N.C. PEO Operator Apprehended for Pocketing $3.8 M

A grand jury in Greensboro, N.C., has indicted Steven E. Edwards on 21 counts of fraud, money laundering, tax evasion and stealing $3.8 million earmarked for health and workers’ compensation insurance from three employee-leasing businesses.

According to a news release issued by the U.S. Attorney’s Office for the Middle District of North Carolina, the former Durham resident was arrested in Chanute, Kan. Prosecutors think Edwards pocketed the money and used it to buy a mountain villa in Boone as well as maintain a collection of expensive vehicles and motorcycles.

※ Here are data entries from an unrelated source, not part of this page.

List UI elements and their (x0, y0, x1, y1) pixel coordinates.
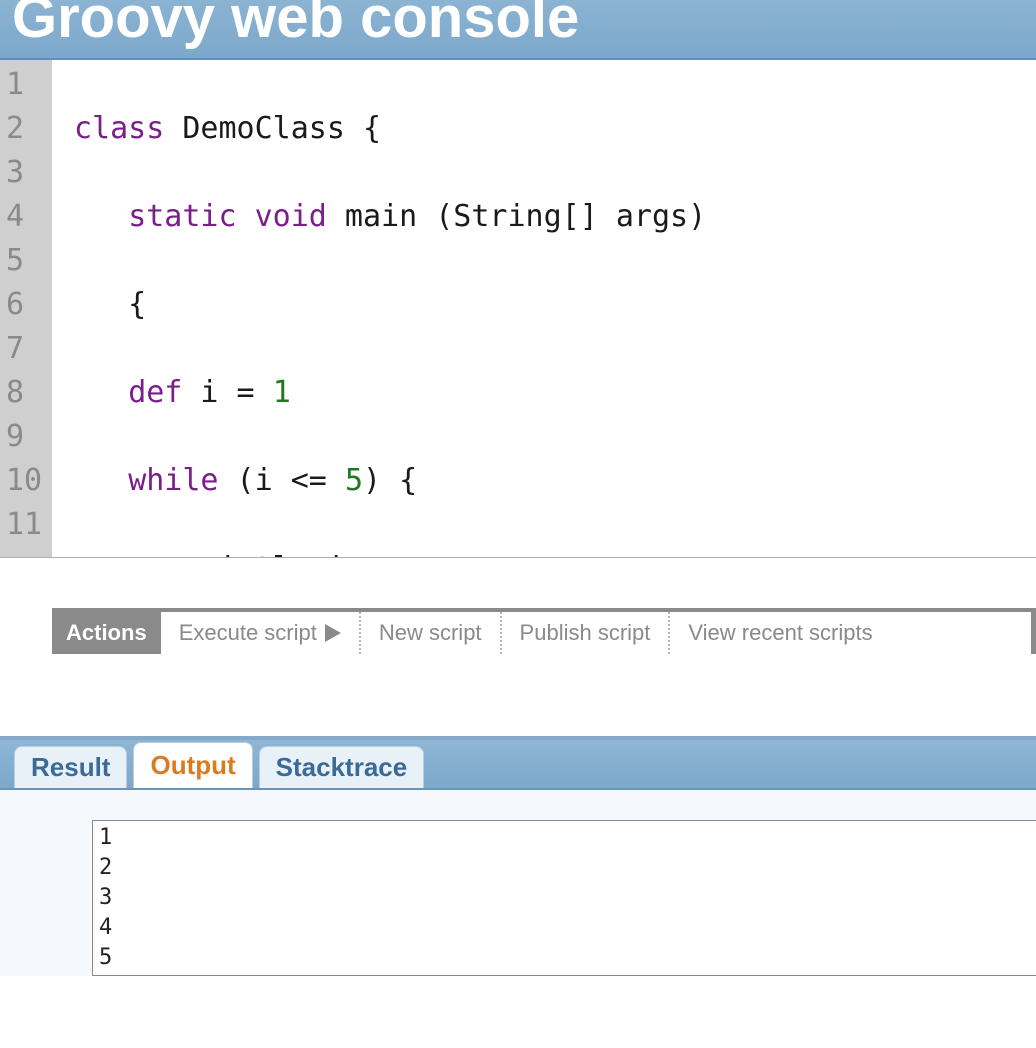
line-number: 11 (6, 503, 46, 547)
publish-script-button[interactable]: Publish script (502, 612, 671, 654)
action-label: View recent scripts (688, 620, 872, 646)
line-number: 6 (6, 283, 46, 327)
console-output: 1 2 3 4 5 (92, 820, 1036, 976)
action-label: Publish script (520, 620, 651, 646)
tab-stacktrace[interactable]: Stacktrace (259, 746, 425, 788)
app-header: Groovy web console (0, 0, 1036, 60)
app-title: Groovy web console (12, 0, 1024, 50)
line-number: 5 (6, 239, 46, 283)
code-line: { (74, 283, 1036, 327)
action-label: New script (379, 620, 482, 646)
new-script-button[interactable]: New script (361, 612, 502, 654)
code-line: def i = 1 (74, 371, 1036, 415)
view-recent-scripts-button[interactable]: View recent scripts (670, 612, 890, 654)
line-number: 4 (6, 195, 46, 239)
line-number: 3 (6, 151, 46, 195)
tab-result[interactable]: Result (14, 746, 127, 788)
action-label: Execute script (179, 620, 317, 646)
play-icon (325, 624, 341, 642)
line-number-gutter: 1 2 3 4 5 6 7 8 9 10 11 (0, 60, 52, 557)
line-number: 9 (6, 415, 46, 459)
line-number: 7 (6, 327, 46, 371)
line-number: 10 (6, 459, 46, 503)
output-body: 1 2 3 4 5 (0, 790, 1036, 976)
code-area[interactable]: class DemoClass { static void main (Stri… (52, 60, 1036, 557)
output-panel: Result Output Stacktrace 1 2 3 4 5 (0, 736, 1036, 976)
code-line: println i (74, 547, 1036, 558)
code-line: class DemoClass { (74, 107, 1036, 151)
line-number: 2 (6, 107, 46, 151)
output-tabs: Result Output Stacktrace (0, 740, 1036, 790)
code-line: while (i <= 5) { (74, 459, 1036, 503)
execute-script-button[interactable]: Execute script (161, 612, 361, 654)
tab-output[interactable]: Output (133, 742, 252, 788)
line-number: 1 (6, 63, 46, 107)
line-number: 8 (6, 371, 46, 415)
code-line: static void main (String[] args) (74, 195, 1036, 239)
actions-label: Actions (52, 612, 161, 654)
code-editor[interactable]: 1 2 3 4 5 6 7 8 9 10 11 class DemoClass … (0, 60, 1036, 558)
actions-toolbar: Actions Execute script New script Publis… (52, 608, 1036, 654)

The affected employees worked for companies based in North Carolina, California, Florida, Kansas, Michigan, Mississippi, Oklahoma, South Carolina and Tennessee, the indictment states.

Edwards ran three businesses, Magna Corporation, Nations Group and Integrity Corporation, from a Durham office but based the companies’ operations in Kansas. The businesses, considered Professional Employer Organizations, contracted with smaller businesses to manage insurance and payroll for those companies.

Federal prosecutors think Edwards collected money from January 1999 to April 2001 from his contracted clients but never took out workers’ compensation or health insurance for thousands of affected employees, who were left without coverage, according to the indictment unsealed.

Ga. Patient Apprehended; Claimed to be Hospitalized While at Work

Patience D. Minor of Columbus, Ga., is being held without bond in Muscogee County Jail charged with 11 counts of insurance fraud. The Georgia Insurance Commission conducted an investigation and alleged that Minor filed bogus claims totaling $8,300 on her American Family Life Assurance Company of Columbus group health insurance policy.

Insurance Commissioner John W. Oxendine issued an announcement indicating that Minor made bogus claims between August 2003 and January 2005. They were discovered after Minor’s employment records were reviewed. An investigation revealed that she was at work on many of the days she claimed to be hospitalized.